# An Example of Servo-Constraints in Mechanics

Common Topics: constraint, trolley, question, first, function

Servo-constraint was invented by Henri Beghin in his Ph.D. thesis in 1922. For details see the celebrated monograph in rational mechanics by Paul Appell.

To understand what this is, we consider the following example. A trolley of mass ##M## can move freely along the horizontal ground in the standard gravity field. A pendulum is placed on the trolley. The pendulum consists of a massless rod of length ##b## and a mass point ##m##. The position of the system is described by the generalized coordinates ##x,\psi##. Where ##x## is a horizontal coordinate of the pendulum’s pivot (see the picture).

A horizontal force ##\boldsymbol F=F\boldsymbol e_x## applied to the trolley provides fulfillment of the equality $$\dot x+a\dot\psi=0,\qquad (1)$$ here ##a\ne 0## is a constant. So equation (1) determines a servo-constraint.

Let us discuss the statement of our problem. The first question is: is such a statement correct? In other words, can equality (1) be provided by such a force ##\boldsymbol F##? And the second question is: does (1) determine an ideal constraint?

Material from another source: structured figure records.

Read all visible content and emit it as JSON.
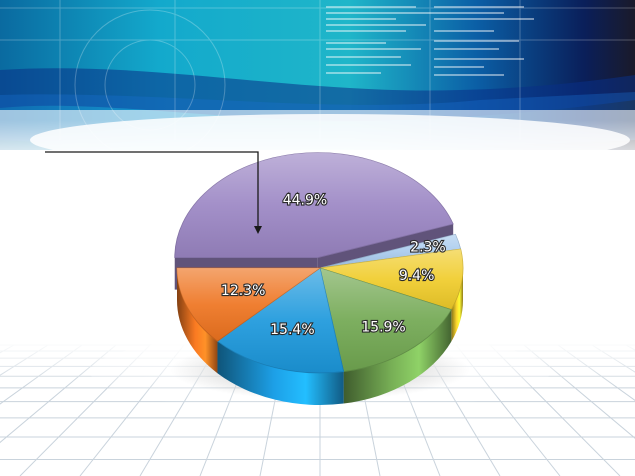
{
  "chart_data": {
    "type": "pie",
    "title": "",
    "categories": [
      "",
      "",
      "",
      "",
      "",
      ""
    ],
    "values": [
      44.9,
      2.3,
      9.4,
      15.9,
      15.4,
      12.3
    ],
    "labels": [
      "44.9%",
      "2.3%",
      "9.4%",
      "15.9%",
      "15.4%",
      "12.3%"
    ],
    "colors": [
      "#9b86c4",
      "#a9cbee",
      "#f0cc2a",
      "#72a852",
      "#1c98dc",
      "#ee7420"
    ],
    "exploded": [
      true,
      false,
      false,
      false,
      false,
      false
    ],
    "three_d": true,
    "legend": "none",
    "annotation": "arrow pointing to the 44.9% slice"
  },
  "background": {
    "banner_colors": [
      "#0a7fb0",
      "#12b3cf",
      "#0a2a6e"
    ],
    "floor_grid": true,
    "grid_color": "#c9d3dc"
  }
}
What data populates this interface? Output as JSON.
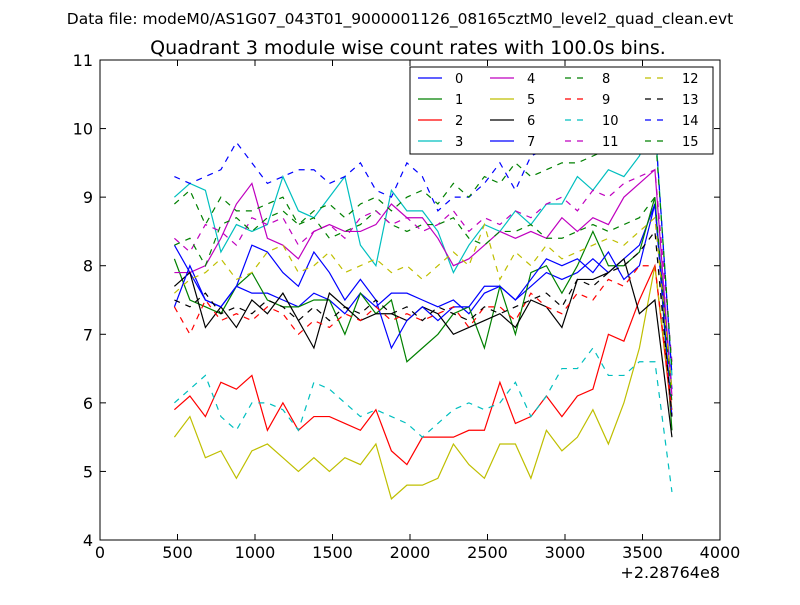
{
  "chart_data": {
    "type": "line",
    "suptitle": "Data file: modeM0/AS1G07_043T01_9000001126_08165cztM0_level2_quad_clean.evt",
    "title": "Quadrant 3 module wise count rates with 100.0s bins.",
    "xlabel": "",
    "ylabel": "",
    "x_offset_label": "+2.28764e8",
    "xlim": [
      0,
      4000
    ],
    "ylim": [
      4,
      11
    ],
    "xticks": [
      "0",
      "500",
      "1000",
      "1500",
      "2000",
      "2500",
      "3000",
      "3500",
      "4000"
    ],
    "yticks": [
      "4",
      "5",
      "6",
      "7",
      "8",
      "9",
      "10",
      "11"
    ],
    "grid": false,
    "legend_position": "top-right",
    "x": [
      480,
      580,
      680,
      780,
      880,
      980,
      1080,
      1180,
      1280,
      1380,
      1480,
      1580,
      1680,
      1780,
      1880,
      1980,
      2080,
      2180,
      2280,
      2380,
      2480,
      2580,
      2680,
      2780,
      2880,
      2980,
      3080,
      3180,
      3280,
      3380,
      3480,
      3580,
      3690
    ],
    "series": [
      {
        "name": "0",
        "color": "#0000ff",
        "dash": "solid",
        "values": [
          8.3,
          7.9,
          7.5,
          7.4,
          7.7,
          7.6,
          7.6,
          7.5,
          7.4,
          7.6,
          7.5,
          7.3,
          7.6,
          7.4,
          7.6,
          7.6,
          7.5,
          7.4,
          7.5,
          7.3,
          7.6,
          7.7,
          7.5,
          7.7,
          7.9,
          7.8,
          7.9,
          8.1,
          7.9,
          8.1,
          8.3,
          8.9,
          6.2
        ]
      },
      {
        "name": "1",
        "color": "#008000",
        "dash": "solid",
        "values": [
          8.1,
          7.5,
          7.4,
          7.3,
          7.7,
          7.9,
          7.5,
          7.4,
          7.4,
          7.5,
          7.5,
          7.0,
          7.6,
          7.3,
          7.5,
          6.6,
          6.8,
          7.0,
          7.3,
          7.4,
          6.8,
          7.7,
          7.0,
          7.9,
          8.0,
          7.6,
          8.0,
          8.5,
          8.0,
          8.0,
          8.2,
          9.0,
          5.6
        ]
      },
      {
        "name": "2",
        "color": "#ff0000",
        "dash": "solid",
        "values": [
          5.9,
          6.1,
          5.8,
          6.3,
          6.2,
          6.4,
          5.6,
          6.0,
          5.6,
          5.8,
          5.8,
          5.7,
          5.6,
          5.9,
          5.3,
          5.1,
          5.5,
          5.5,
          5.5,
          5.6,
          5.6,
          6.3,
          5.7,
          5.8,
          6.1,
          5.8,
          6.1,
          6.2,
          7.0,
          6.9,
          7.5,
          8.0,
          5.8
        ]
      },
      {
        "name": "3",
        "color": "#00bfbf",
        "dash": "solid",
        "values": [
          9.0,
          9.2,
          9.1,
          8.2,
          8.6,
          8.5,
          8.6,
          9.3,
          8.8,
          8.7,
          9.0,
          9.3,
          8.3,
          8.0,
          9.1,
          8.8,
          8.8,
          8.5,
          7.9,
          8.3,
          8.6,
          8.5,
          8.8,
          8.6,
          8.9,
          8.9,
          9.3,
          9.1,
          9.4,
          9.3,
          9.6,
          10.1,
          6.4
        ]
      },
      {
        "name": "4",
        "color": "#bf00bf",
        "dash": "solid",
        "values": [
          7.9,
          7.9,
          8.0,
          8.4,
          8.9,
          9.2,
          8.4,
          8.3,
          8.1,
          8.5,
          8.6,
          8.5,
          8.5,
          8.6,
          8.9,
          8.7,
          8.7,
          8.4,
          8.0,
          8.1,
          8.3,
          8.5,
          8.4,
          8.5,
          8.4,
          8.7,
          8.5,
          8.7,
          8.6,
          9.0,
          9.2,
          9.4,
          6.1
        ]
      },
      {
        "name": "5",
        "color": "#bfbf00",
        "dash": "solid",
        "values": [
          5.5,
          5.8,
          5.2,
          5.3,
          4.9,
          5.3,
          5.4,
          5.2,
          5.0,
          5.2,
          5.0,
          5.2,
          5.1,
          5.4,
          4.6,
          4.8,
          4.8,
          4.9,
          5.4,
          5.1,
          4.9,
          5.4,
          5.4,
          4.9,
          5.6,
          5.3,
          5.5,
          5.9,
          5.4,
          6.0,
          6.8,
          8.0,
          5.9
        ]
      },
      {
        "name": "6",
        "color": "#000000",
        "dash": "solid",
        "values": [
          7.7,
          7.9,
          7.1,
          7.4,
          7.1,
          7.5,
          7.3,
          7.6,
          7.2,
          6.8,
          7.6,
          7.4,
          7.2,
          7.3,
          7.3,
          7.2,
          7.4,
          7.3,
          7.0,
          7.1,
          7.2,
          7.3,
          7.1,
          7.5,
          7.4,
          7.1,
          7.8,
          7.8,
          7.9,
          8.1,
          7.3,
          7.5,
          5.5
        ]
      },
      {
        "name": "7",
        "color": "#0000ff",
        "dash": "solid",
        "values": [
          7.4,
          8.0,
          7.5,
          7.4,
          7.7,
          8.3,
          8.2,
          7.9,
          7.7,
          8.2,
          7.9,
          7.5,
          7.8,
          7.5,
          6.8,
          7.2,
          7.4,
          7.2,
          7.4,
          7.4,
          7.7,
          7.7,
          7.5,
          7.8,
          8.1,
          8.0,
          8.1,
          7.9,
          8.2,
          7.8,
          8.0,
          8.9,
          5.8
        ]
      },
      {
        "name": "8",
        "color": "#008000",
        "dash": "dashed",
        "values": [
          8.9,
          9.1,
          8.6,
          9.0,
          8.8,
          8.8,
          8.9,
          9.0,
          8.6,
          8.7,
          8.4,
          8.5,
          8.6,
          8.8,
          8.6,
          8.5,
          8.6,
          8.6,
          8.7,
          8.4,
          8.3,
          8.5,
          8.5,
          8.6,
          8.4,
          8.4,
          8.5,
          8.6,
          8.5,
          8.6,
          8.7,
          9.0,
          6.0
        ]
      },
      {
        "name": "9",
        "color": "#ff0000",
        "dash": "dashed",
        "values": [
          7.4,
          7.0,
          7.5,
          7.2,
          7.3,
          7.2,
          7.4,
          7.3,
          7.0,
          7.2,
          7.1,
          7.3,
          7.2,
          7.4,
          7.2,
          7.3,
          7.2,
          7.3,
          7.4,
          7.1,
          7.4,
          7.4,
          7.2,
          7.6,
          7.4,
          7.3,
          7.6,
          7.5,
          7.8,
          7.7,
          8.0,
          8.0,
          5.9
        ]
      },
      {
        "name": "10",
        "color": "#00bfbf",
        "dash": "dashed",
        "values": [
          6.0,
          6.2,
          6.4,
          5.8,
          5.6,
          6.0,
          6.0,
          5.9,
          5.6,
          6.3,
          6.2,
          6.0,
          5.8,
          5.9,
          5.8,
          5.7,
          5.5,
          5.7,
          5.9,
          6.0,
          5.9,
          6.0,
          6.3,
          5.8,
          6.1,
          6.5,
          6.5,
          6.8,
          6.4,
          6.4,
          6.6,
          6.6,
          4.7
        ]
      },
      {
        "name": "11",
        "color": "#bf00bf",
        "dash": "dashed",
        "values": [
          8.4,
          8.2,
          8.6,
          8.5,
          8.3,
          8.7,
          8.6,
          8.7,
          8.3,
          8.5,
          8.6,
          8.4,
          8.7,
          8.8,
          8.6,
          8.7,
          8.5,
          8.6,
          8.8,
          8.5,
          8.7,
          8.6,
          8.8,
          8.7,
          8.9,
          9.0,
          8.8,
          9.1,
          9.0,
          9.2,
          9.3,
          9.4,
          6.6
        ]
      },
      {
        "name": "12",
        "color": "#bfbf00",
        "dash": "dashed",
        "values": [
          7.6,
          7.8,
          7.9,
          8.1,
          7.8,
          7.9,
          8.2,
          8.3,
          7.9,
          8.0,
          8.2,
          7.9,
          8.0,
          8.1,
          7.9,
          8.0,
          7.8,
          8.0,
          8.2,
          8.0,
          8.6,
          7.8,
          8.2,
          8.0,
          8.3,
          8.1,
          8.2,
          8.3,
          8.4,
          8.3,
          8.5,
          8.7,
          6.2
        ]
      },
      {
        "name": "13",
        "color": "#000000",
        "dash": "dashed",
        "values": [
          7.5,
          7.4,
          7.6,
          7.3,
          7.4,
          7.3,
          7.5,
          7.4,
          7.2,
          7.4,
          7.2,
          7.4,
          7.3,
          7.5,
          7.3,
          7.4,
          7.2,
          7.4,
          7.3,
          7.2,
          7.4,
          7.3,
          7.4,
          7.5,
          7.6,
          7.4,
          7.8,
          7.7,
          7.9,
          8.0,
          8.2,
          8.5,
          5.8
        ]
      },
      {
        "name": "14",
        "color": "#0000ff",
        "dash": "dashed",
        "values": [
          9.3,
          9.2,
          9.3,
          9.4,
          9.8,
          9.5,
          9.2,
          9.3,
          9.4,
          9.4,
          9.2,
          9.3,
          9.5,
          9.1,
          9.0,
          9.5,
          9.3,
          8.8,
          9.0,
          9.0,
          9.2,
          9.5,
          9.1,
          9.6,
          9.7,
          9.7,
          9.8,
          9.8,
          9.9,
          10.0,
          10.1,
          10.1,
          6.4
        ]
      },
      {
        "name": "15",
        "color": "#008000",
        "dash": "dashed",
        "values": [
          8.3,
          8.4,
          8.0,
          8.6,
          8.7,
          8.5,
          8.7,
          8.8,
          8.6,
          8.8,
          8.9,
          8.7,
          8.9,
          9.0,
          8.8,
          9.0,
          9.1,
          8.9,
          9.2,
          9.0,
          9.3,
          9.2,
          9.5,
          9.3,
          9.4,
          9.5,
          9.5,
          9.6,
          9.7,
          9.8,
          9.9,
          10.0,
          6.5
        ]
      }
    ]
  }
}
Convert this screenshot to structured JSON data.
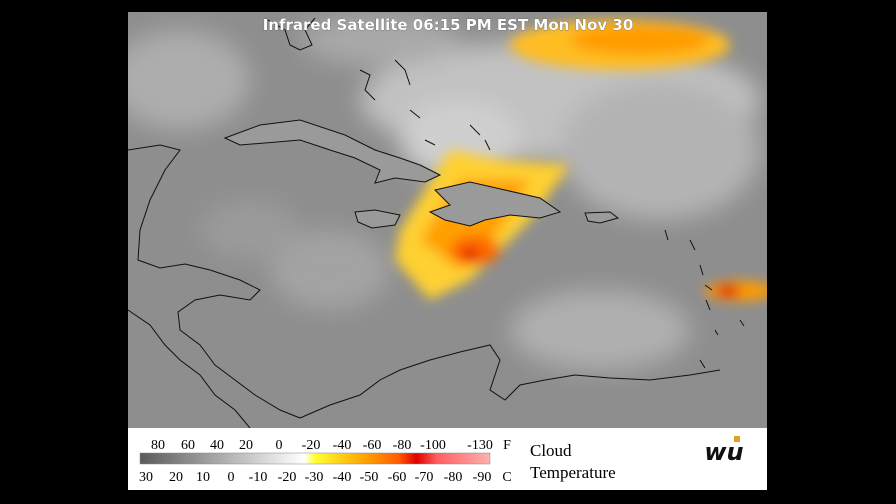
{
  "title": "Infrared Satellite 06:15 PM EST Mon Nov 30",
  "legend": {
    "fahrenheit": {
      "labels": [
        "80",
        "60",
        "40",
        "20",
        "0",
        "-20",
        "-40",
        "-60",
        "-80",
        "-100",
        "-130"
      ],
      "unit": "F"
    },
    "celsius": {
      "labels": [
        "30",
        "20",
        "10",
        "0",
        "-10",
        "-20",
        "-30",
        "-40",
        "-50",
        "-60",
        "-70",
        "-80",
        "-90"
      ],
      "unit": "C"
    },
    "caption": [
      "Cloud",
      "Temperature"
    ]
  },
  "logo": "wu"
}
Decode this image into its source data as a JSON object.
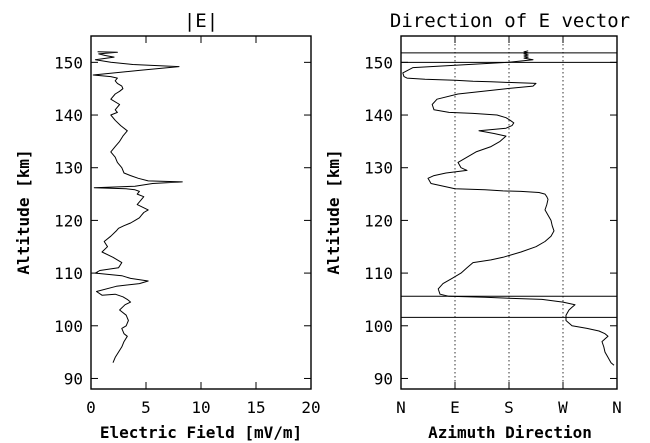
{
  "chart_data": [
    {
      "type": "line",
      "title": "|E|",
      "xlabel": "Electric Field [mV/m]",
      "ylabel": "Altitude [km]",
      "xlim": [
        0,
        20
      ],
      "ylim": [
        88,
        155
      ],
      "xticks": [
        "0",
        "5",
        "10",
        "15",
        "20"
      ],
      "yticks": [
        "90",
        "100",
        "110",
        "120",
        "130",
        "140",
        "150"
      ],
      "grid": false,
      "series": [
        {
          "x": [
            2.0,
            2.2,
            2.5,
            2.8,
            3.0,
            3.3,
            3.0,
            2.8,
            3.2,
            3.4,
            3.2,
            2.6,
            3.1,
            3.6,
            3.3,
            2.9,
            2.2,
            1.0,
            0.5,
            2.3,
            4.4,
            5.2,
            3.6,
            2.8,
            0.4,
            0.8,
            2.5,
            2.8,
            2.0,
            1.0,
            1.5,
            1.2,
            1.8,
            2.3,
            2.5,
            3.0,
            3.6,
            4.0,
            4.4,
            4.6,
            4.8,
            5.2,
            4.2,
            4.6,
            4.8,
            4.2,
            4.4,
            4.0,
            3.2,
            0.3,
            4.0,
            5.6,
            8.3,
            5.2,
            4.3,
            3.6,
            3.0,
            2.8,
            2.4,
            2.2,
            1.8,
            2.2,
            2.6,
            2.9,
            3.3,
            2.7,
            2.2,
            1.8,
            2.4,
            2.2,
            2.6,
            1.8,
            2.2,
            2.6,
            2.9,
            2.8,
            2.4,
            2.2,
            2.4,
            1.8,
            0.2,
            4.5,
            8.0,
            3.8,
            1.8,
            0.4,
            2.1,
            1.3,
            0.7,
            2.4,
            0.6
          ],
          "y": [
            93,
            94,
            95,
            96,
            97,
            98,
            98.5,
            99.5,
            100,
            101,
            102,
            103,
            104,
            104.5,
            105,
            105.5,
            106,
            105.8,
            106.5,
            107.5,
            108,
            108.5,
            109,
            109.5,
            110,
            110.5,
            111,
            112,
            113,
            114,
            115,
            116,
            117,
            118,
            118.5,
            119,
            119.5,
            120,
            120.5,
            121,
            121.5,
            122,
            123,
            124,
            124.5,
            125,
            125.5,
            125.8,
            126.0,
            126.2,
            126.5,
            127,
            127.3,
            127.5,
            128,
            128.5,
            129,
            130,
            131,
            132,
            133,
            134,
            135,
            136,
            137,
            138,
            139,
            140,
            140.5,
            141,
            142,
            143,
            144,
            144.5,
            145,
            145.5,
            146,
            146.5,
            147,
            147.3,
            147.6,
            148.5,
            149.2,
            149.6,
            150,
            150.5,
            151,
            151.3,
            151.6,
            151.9,
            152.0
          ]
        }
      ]
    },
    {
      "type": "line",
      "title": "Direction of E vector",
      "xlabel": "Azimuth Direction",
      "ylabel": "Altitude [km]",
      "xlim": [
        0,
        360
      ],
      "ylim": [
        88,
        155
      ],
      "xticks": [
        "N",
        "E",
        "S",
        "W",
        "N"
      ],
      "yticks": [
        "90",
        "100",
        "110",
        "120",
        "130",
        "140",
        "150"
      ],
      "grid": true,
      "series": [
        {
          "x": [
            355,
            350,
            345,
            340,
            338,
            335,
            340,
            345,
            340,
            330,
            310,
            285,
            280,
            275,
            275,
            280,
            285,
            290,
            270,
            235,
            185,
            140,
            80,
            65,
            62,
            70,
            85,
            100,
            110,
            120,
            150,
            170,
            200,
            225,
            240,
            250,
            255,
            252,
            250,
            245,
            240,
            243,
            245,
            243,
            240,
            230,
            200,
            170,
            140,
            90,
            50,
            45,
            55,
            75,
            110,
            100,
            95,
            110,
            125,
            150,
            165,
            175,
            155,
            130,
            175,
            185,
            188,
            182,
            175,
            160,
            120,
            80,
            55,
            52,
            60,
            95,
            175,
            220,
            225,
            150,
            120,
            90,
            40,
            10,
            5,
            3,
            20,
            180,
            220,
            205,
            212,
            205,
            212,
            205,
            212,
            205,
            212
          ],
          "y": [
            92.5,
            93,
            94,
            95,
            96,
            97,
            97.5,
            98,
            98.5,
            99,
            99.5,
            100,
            100.5,
            101,
            102,
            103,
            103.5,
            104,
            104.5,
            105,
            105.2,
            105.4,
            105.6,
            106,
            107,
            108,
            109,
            110,
            111,
            112,
            112.5,
            113,
            114,
            115,
            116,
            117,
            118,
            119,
            120,
            121,
            122,
            123,
            124,
            124.5,
            125,
            125.3,
            125.5,
            125.6,
            125.8,
            126,
            127,
            128,
            128.5,
            129,
            129.5,
            130,
            131,
            132,
            133,
            134,
            135,
            136,
            136.5,
            137,
            137.5,
            138,
            138.5,
            139,
            139.5,
            140,
            140.3,
            140.5,
            141,
            142,
            143,
            144,
            145,
            145.5,
            146,
            146.3,
            146.4,
            146.6,
            146.8,
            147,
            147.3,
            148,
            149,
            150,
            150.5,
            150.8,
            151.0,
            151.2,
            151.4,
            151.6,
            151.8,
            152.0,
            152.2
          ]
        }
      ]
    }
  ]
}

To answer these questions let us forget about constraint (1) for a while and assume that just some force ##\boldsymbol F## is applied to the trolley.
Then the equations of motion are
$$\frac{d}{dt}\frac{\partial L}{\partial \dot x}-\frac{\partial L}{\partial x}=F,\quad \frac{d}{dt}\frac{\partial L}{\partial \dot \psi}-\frac{\partial L}{\partial \psi}=0,\qquad( 2)$$
where
$$L=\frac{m}{2}\Big(\dot x^2+b^2\dot\psi^2-2\dot x\dot\psi b\cos\psi\Big)+\frac{M}{2}\dot x^2-mgb\cos\psi.$$
To avoid long formulas we present a scheme of the argument. Equations (2) can be written in the form
$$\ddot x=u(x,\psi,\dot x,\dot \psi,F),\quad \ddot\psi =v(x,\psi,\dot x,\dot \psi,F).\qquad (3)$$
Now differentiate equality (1):
$$\ddot x+a\ddot \psi=0 \qquad (4)$$ and substitute here formulas (3) to get
$$u(x,\psi,\dot x,\dot \psi,F)+a v(x,\psi,\dot x,\dot \psi,F)=0.\qquad (5)$$
It turns out that the function ##F=F(x,\psi,\dot x,\dot \psi)## is uniquely determined by equations (5) provided
$$b+a\cos\psi\ne 0.$$
Summarize our results. Assume that the last inequality is fulfilled and the function ##F=F(x,\psi,\dot x,\dot \psi)## is defined as above, then the function ##f= \dot x+a\dot\psi## is a first integral of equations (2). Particularly, if initial conditions satisfy (1) then (1) will be satisfied for all time till the solution exists.

This gives positive answer to the first question. The answer to the second question is negative: ##F\delta x\ne 0\quad (\delta x+a\delta\psi=0)## since ##F\ne 0##. Moreover, in case of ideal constraints equations of motion have well-known form:

$$\frac{d}{dt}\frac{\partial L}{\partial \dot x}-\frac{\partial L}{\partial x}=\lambda,\quad \frac{d}{dt}\frac{\partial L}{\partial \dot \psi}-\frac{\partial L}{\partial \psi}=a\lambda.$$

Compare it with (2).

Discuss briefly dynamics of this system. The second equation of system (2) has the form
$$b\ddot\psi-\ddot x\cos\psi-g\sin\psi=0.$$
Substitute here ##\ddot x## from (4) to have
$$\ddot\psi-\frac{g\sin\psi}{b+a\cos\psi}=0.\qquad (6)$$
This system has a weird first integral of energy type
$$\frac{1}{2}\dot\psi^2+\frac{g}{a}\log\Big|\frac{b}{a}+\cos\psi\Big|=h.$$
From (6) we deduce that if ##b+a<0## then upper vertical equilibrium ##\psi=0## is stable.

Tags:
4 replies
1. clscst says:

it is very interesting, but its value is negative, because it does not state the problem to solve, meaning what are servo constraints??? what "problem" did it solved (back in 1922)???
or maybe this is an article directed to whom ever knows the THING and not layman, if so…apologies.

2. wrobel says:
Stephen Tashi

Fix typo: "pendulum started" instead of "pendulum stated" ?Thank you, there must be "pendulum is placed" ,i do not know how to fix it

3. Stephen Tashi says:

Fix typo: "pendulum started" instead of "pendulum stated" ?

4. Tom.G says:

The article would be easier to read if the type was darker.